The agreement encompasses all new natural gas-fueled generation opportunities considered by either TransAlta or MidAmerican in Canada, including TransAlta’s proposed Sundance 7 project, an up to 800 MW project based in Alberta. All development and construction or acquisition of approved projects will be funded on a 50-50 basis, and TransAlta will be responsible for construction management, operation and maintenance of the projects that proceed.

“At MidAmerican, we have been seeking an entry point to the Canadian electricity generation market, where we see strong potential for growth,” said MidAmerican CEO Greg Abel.

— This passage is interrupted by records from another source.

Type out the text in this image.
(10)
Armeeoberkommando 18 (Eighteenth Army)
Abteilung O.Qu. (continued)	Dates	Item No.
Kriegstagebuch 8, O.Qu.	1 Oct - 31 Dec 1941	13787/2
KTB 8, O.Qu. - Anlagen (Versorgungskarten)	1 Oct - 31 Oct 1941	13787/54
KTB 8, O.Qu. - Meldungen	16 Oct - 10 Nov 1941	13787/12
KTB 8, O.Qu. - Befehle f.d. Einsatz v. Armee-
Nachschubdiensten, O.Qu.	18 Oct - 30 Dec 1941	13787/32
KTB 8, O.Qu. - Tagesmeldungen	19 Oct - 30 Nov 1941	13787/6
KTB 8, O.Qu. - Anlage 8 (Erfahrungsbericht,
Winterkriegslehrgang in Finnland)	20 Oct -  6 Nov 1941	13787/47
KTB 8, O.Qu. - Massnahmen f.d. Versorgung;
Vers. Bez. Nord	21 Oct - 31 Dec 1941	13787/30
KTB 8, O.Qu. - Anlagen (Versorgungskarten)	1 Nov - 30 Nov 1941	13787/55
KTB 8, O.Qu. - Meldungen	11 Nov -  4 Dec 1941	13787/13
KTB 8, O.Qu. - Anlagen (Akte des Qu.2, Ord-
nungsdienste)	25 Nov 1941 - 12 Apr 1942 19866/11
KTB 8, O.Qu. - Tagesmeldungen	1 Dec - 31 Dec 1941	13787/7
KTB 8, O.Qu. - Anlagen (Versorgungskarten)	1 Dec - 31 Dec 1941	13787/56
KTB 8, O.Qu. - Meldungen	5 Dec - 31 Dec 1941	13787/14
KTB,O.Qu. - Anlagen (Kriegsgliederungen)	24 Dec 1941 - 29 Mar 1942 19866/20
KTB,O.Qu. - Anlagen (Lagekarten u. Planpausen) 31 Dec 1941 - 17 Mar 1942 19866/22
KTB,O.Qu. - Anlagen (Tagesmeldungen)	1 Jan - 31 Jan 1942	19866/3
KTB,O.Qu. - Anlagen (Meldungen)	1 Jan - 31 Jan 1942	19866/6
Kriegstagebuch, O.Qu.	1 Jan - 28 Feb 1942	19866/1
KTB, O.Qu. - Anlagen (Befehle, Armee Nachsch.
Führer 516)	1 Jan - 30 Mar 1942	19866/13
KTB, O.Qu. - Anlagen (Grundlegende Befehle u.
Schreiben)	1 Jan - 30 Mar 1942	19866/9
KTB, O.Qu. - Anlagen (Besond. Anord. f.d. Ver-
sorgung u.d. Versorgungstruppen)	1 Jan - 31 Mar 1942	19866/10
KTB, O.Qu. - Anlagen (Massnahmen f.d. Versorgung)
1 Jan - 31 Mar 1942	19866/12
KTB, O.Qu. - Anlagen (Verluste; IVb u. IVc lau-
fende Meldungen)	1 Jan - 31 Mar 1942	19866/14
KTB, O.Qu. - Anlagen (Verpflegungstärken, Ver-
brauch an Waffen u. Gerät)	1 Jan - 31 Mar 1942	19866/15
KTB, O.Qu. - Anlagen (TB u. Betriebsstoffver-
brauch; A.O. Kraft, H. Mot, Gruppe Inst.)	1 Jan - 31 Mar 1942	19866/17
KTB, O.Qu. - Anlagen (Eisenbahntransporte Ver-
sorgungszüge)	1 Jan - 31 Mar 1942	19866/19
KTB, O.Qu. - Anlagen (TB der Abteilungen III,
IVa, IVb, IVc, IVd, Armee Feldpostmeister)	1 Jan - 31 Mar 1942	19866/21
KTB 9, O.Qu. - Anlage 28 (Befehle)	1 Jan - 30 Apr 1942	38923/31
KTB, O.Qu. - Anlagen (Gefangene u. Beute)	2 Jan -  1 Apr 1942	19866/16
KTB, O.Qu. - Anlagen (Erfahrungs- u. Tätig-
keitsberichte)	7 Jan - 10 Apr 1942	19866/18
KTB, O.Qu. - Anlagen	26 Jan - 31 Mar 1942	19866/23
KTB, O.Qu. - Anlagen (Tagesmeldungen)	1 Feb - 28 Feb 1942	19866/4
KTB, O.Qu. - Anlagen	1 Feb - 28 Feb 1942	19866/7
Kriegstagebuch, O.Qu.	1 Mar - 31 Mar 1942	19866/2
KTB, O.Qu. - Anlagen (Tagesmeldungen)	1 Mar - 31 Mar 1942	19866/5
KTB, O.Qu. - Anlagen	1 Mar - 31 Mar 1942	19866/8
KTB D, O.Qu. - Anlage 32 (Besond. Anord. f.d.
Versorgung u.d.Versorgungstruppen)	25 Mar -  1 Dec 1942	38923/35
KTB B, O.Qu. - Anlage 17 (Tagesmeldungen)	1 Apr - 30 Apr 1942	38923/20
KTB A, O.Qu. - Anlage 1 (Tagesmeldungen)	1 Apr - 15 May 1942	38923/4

In Canada the reduced greenhouse-gas emissions of gas-fired stations set the standard for power generation under clean air rules announced by the federal environment department in mid-2010. The national standard requires all operating coal plants to shut down once they reach 45 years of age or at the end of power purchase agreements if the contracts with participants in deregulated provincial markets run past the birthdays. The rules prohibit the owners of coal plants from making investments to extend the sites’ lives unless their carbon emissions can be about cut in half to the level of cleaner gas-burning operations.

Over the coming decade Alberta’s Energy Resources Conservation Board expects that gas-fired cogeneration capacity in the province will climb to 8,500 MW, or half the anticipated total provincial electricity supply of 17,000 MW as of 2012. The projected new level of gas-fired generation will exceed the current total capacity of about 5,600 MW at coal-burning plants (see Daily GPI, July 9).